In order to support the APU on NXP, TensorFlow Lite framework and inference engines are used. TensorFlow Lite is an open source project, mostly developed by Google, which uses it in many of its AI applications. It is a feature-rich, stable and mature platform. The i.MX8M Plus is great for porting a number of AI applications into the platform. If you have extra AI applications that you want to support on this platform, it is also very easy to port your applications on to it.
From our testing with FaceMe®, the i.MX8M Plus ran the VH model for 14 fps at 720p image resolution.
Here’s a short summary showing the performance of each platform
* For above testing, each image contains one face
The two most popular operating systems used in AIoT devices for facial recognition are Linux (Ubuntu and Debian) and Android. When selecting which OS is right for you it will be important to consider the needs of your specific use case. FaceMe® is one of the most versatile facial recognition engines, supporting more than ten OS' including Linux, Ubuntu, Redhat, CentOS, Android, iOS, and Windows. However, there are a few key differences to note between Linux/Ubuntu and Android.
Linux is very customizable and flexible. You can completely personalize components of the OS for your specific use case, and make it as fast and efficient as possible by easily removing services you don’t need. Ubuntu is one of the most popular Linux variations and is widely used, from edge devices to cloud servers. Ubuntu Linux releases long-term support versions (LTS) every two years to keep the technology up to date, with support provided for up to five years. Since it is open source there is a rich set of code libraries at your disposal which can greatly speed up the development of your project.
Android, developed by Google, is based on a modified version of Linux. It is most used for smartphones and tablets.
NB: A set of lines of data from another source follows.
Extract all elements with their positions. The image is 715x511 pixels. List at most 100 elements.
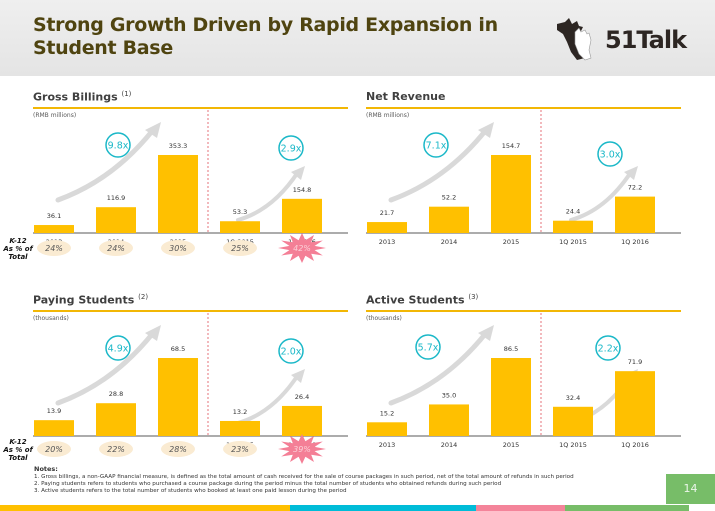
growth-multiplier-circle xyxy=(597,141,623,167)
chart-title-text: Net Revenue xyxy=(366,90,446,103)
x-tick-label: 2014 xyxy=(441,441,458,449)
slide-title: Strong Growth Driven by Rapid Expansion … xyxy=(33,14,498,60)
growth-arrow-quarterly xyxy=(236,170,300,222)
bar-1q-2016 xyxy=(615,371,655,436)
growth-multiplier-circle xyxy=(423,132,449,158)
k12-percent-badge xyxy=(161,240,195,256)
growth-arrow-annual xyxy=(55,127,156,203)
data-label: 13.2 xyxy=(233,408,247,416)
bar-2015 xyxy=(491,358,531,436)
chart-title-text: Paying Students xyxy=(33,293,135,307)
data-label: 154.7 xyxy=(502,142,521,150)
growth-multiplier-text: 2.0x xyxy=(281,347,302,358)
k12-percent-value: 20% xyxy=(45,445,63,454)
notes: Notes: 1. Gross billings, a non-GAAP fin… xyxy=(34,466,574,495)
chart-title: Net Revenue xyxy=(366,90,445,103)
title-rule xyxy=(366,310,681,312)
bar-2013 xyxy=(34,225,74,233)
bar-2014 xyxy=(429,404,469,436)
data-label: 32.4 xyxy=(566,394,580,402)
k12-percent-value: 22% xyxy=(107,445,125,454)
bar-1q-2015 xyxy=(553,220,593,233)
bar-1q-2016 xyxy=(282,405,322,436)
k12-percent-badge xyxy=(161,441,195,457)
bar-2014 xyxy=(96,207,136,233)
x-tick-label: 2013 xyxy=(379,441,396,449)
chart-title: Gross Billings (1) xyxy=(33,90,131,104)
logo: 51Talk xyxy=(555,18,715,62)
chart-panel-net-revenue: Net Revenue (RMB millions) 21.7 2013 52.2 2… xyxy=(366,90,706,280)
data-label: 353.3 xyxy=(169,142,188,150)
growth-arrow-head xyxy=(624,166,638,180)
bar-2015 xyxy=(491,155,531,233)
data-label: 72.2 xyxy=(628,184,642,192)
chart-unit: (thousands) xyxy=(366,315,402,322)
bar-2015 xyxy=(158,358,198,436)
highlight-starburst xyxy=(278,434,326,464)
bar-2013 xyxy=(34,420,74,436)
note-2: 2. Paying students refers to students wh… xyxy=(34,481,502,487)
growth-arrow-quarterly xyxy=(569,170,633,222)
k12-percent-highlight: 42% xyxy=(293,244,311,253)
k12-label-line: As % of xyxy=(3,446,33,454)
slide-header: Strong Growth Driven by Rapid Expansion … xyxy=(0,0,715,76)
k12-percent-highlight: 39% xyxy=(293,445,311,454)
k12-percent-badge xyxy=(37,441,71,457)
k12-percent-value: 24% xyxy=(107,244,125,253)
highlight-starburst xyxy=(278,233,326,263)
footnote-marker: (3) xyxy=(468,293,479,301)
growth-arrow-head xyxy=(145,325,161,341)
bar-1q-2015 xyxy=(220,420,260,436)
k12-percent-badge xyxy=(223,441,257,457)
growth-arrow-quarterly xyxy=(236,373,300,425)
data-label: 24.4 xyxy=(566,208,580,216)
x-tick-label: 1Q 2015 xyxy=(559,441,587,449)
x-tick-label: 1Q 2016 xyxy=(621,441,649,449)
chart-svg: 21.7 2013 52.2 2014 154.7 2015 24.4 1Q 2015 72.2… xyxy=(366,110,681,246)
data-label: 71.9 xyxy=(628,358,642,366)
growth-arrow-annual xyxy=(388,330,489,406)
k12-label-line: K-12 xyxy=(9,237,27,245)
growth-multiplier-text: 7.1x xyxy=(426,141,447,152)
k12-percent-value: 23% xyxy=(231,445,249,454)
chart-title-text: Gross Billings xyxy=(33,90,118,104)
data-label: 28.8 xyxy=(109,390,123,398)
slide-title-line-2: Student Base xyxy=(33,37,173,59)
growth-arrow-head xyxy=(291,369,305,383)
bar-2014 xyxy=(429,206,469,233)
k12-label-gross-billings: K-12 As % of Total xyxy=(2,237,34,261)
x-tick-label: 2013 xyxy=(379,238,396,246)
bottom-bar-segment xyxy=(689,505,715,511)
bar-2013 xyxy=(367,222,407,233)
growth-arrow-head xyxy=(145,122,161,138)
growth-multiplier-circle xyxy=(105,335,131,361)
x-tick-label: 2015 xyxy=(503,441,520,449)
bottom-bar-segment xyxy=(476,505,565,511)
growth-multiplier-text: 5.7x xyxy=(418,343,439,354)
notes-title: Notes: xyxy=(34,465,58,473)
chart-unit: (thousands) xyxy=(33,315,69,322)
growth-multiplier-text: 2.2x xyxy=(598,344,619,355)
growth-multiplier-text: 9.8x xyxy=(108,141,129,152)
chart-unit: (RMB millions) xyxy=(33,112,77,119)
growth-multiplier-circle xyxy=(595,335,621,361)
data-label: 36.1 xyxy=(47,212,61,220)
k12-label-line: Total xyxy=(8,253,28,261)
data-label: 53.3 xyxy=(233,208,247,216)
x-tick-label: 1Q 2015 xyxy=(559,238,587,246)
data-label: 154.8 xyxy=(293,186,312,194)
bar-1q-2016 xyxy=(615,196,655,233)
chart-unit: (RMB millions) xyxy=(366,112,410,119)
data-label: 116.9 xyxy=(107,194,126,202)
title-rule xyxy=(33,107,348,109)
bottom-bar-segment xyxy=(0,505,290,511)
growth-multiplier-circle xyxy=(415,334,441,360)
growth-multiplier-circle xyxy=(278,338,304,364)
chart-title-text: Active Students xyxy=(366,293,465,307)
growth-multiplier-circle xyxy=(105,132,131,158)
note-3: 3. Active students refers to the total n… xyxy=(34,488,347,494)
x-tick-label: 1Q 2016 xyxy=(621,238,649,246)
title-rule xyxy=(366,107,681,109)
chart-title: Paying Students (2) xyxy=(33,293,148,307)
k12-percent-badge xyxy=(99,240,133,256)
Android is a developer-friendly solution and is often the preferred OS for AIoT devices. Android toolchains, IDE (Android Studio), and SDKs are mature and professional tools which can be used at no cost and do not carry any royalties. Android applications are often developed in Java, which is easier to code and manage than C++. However, it also supports integration of components written in C++ into the Java program, enabling the benefits of both languages.
There are several popular AIoT configurations available to engineers and developers when building systems for facial recognition. When evaluating options the most important thing is to understand the use case and consider specific performance, form factor, extensibility, and budget concerns. Once you think you have the right build and design for your use case we recommend conducting a proof-of-concept (POC) to identify any necessary fixes and improvements before officially deploying the application.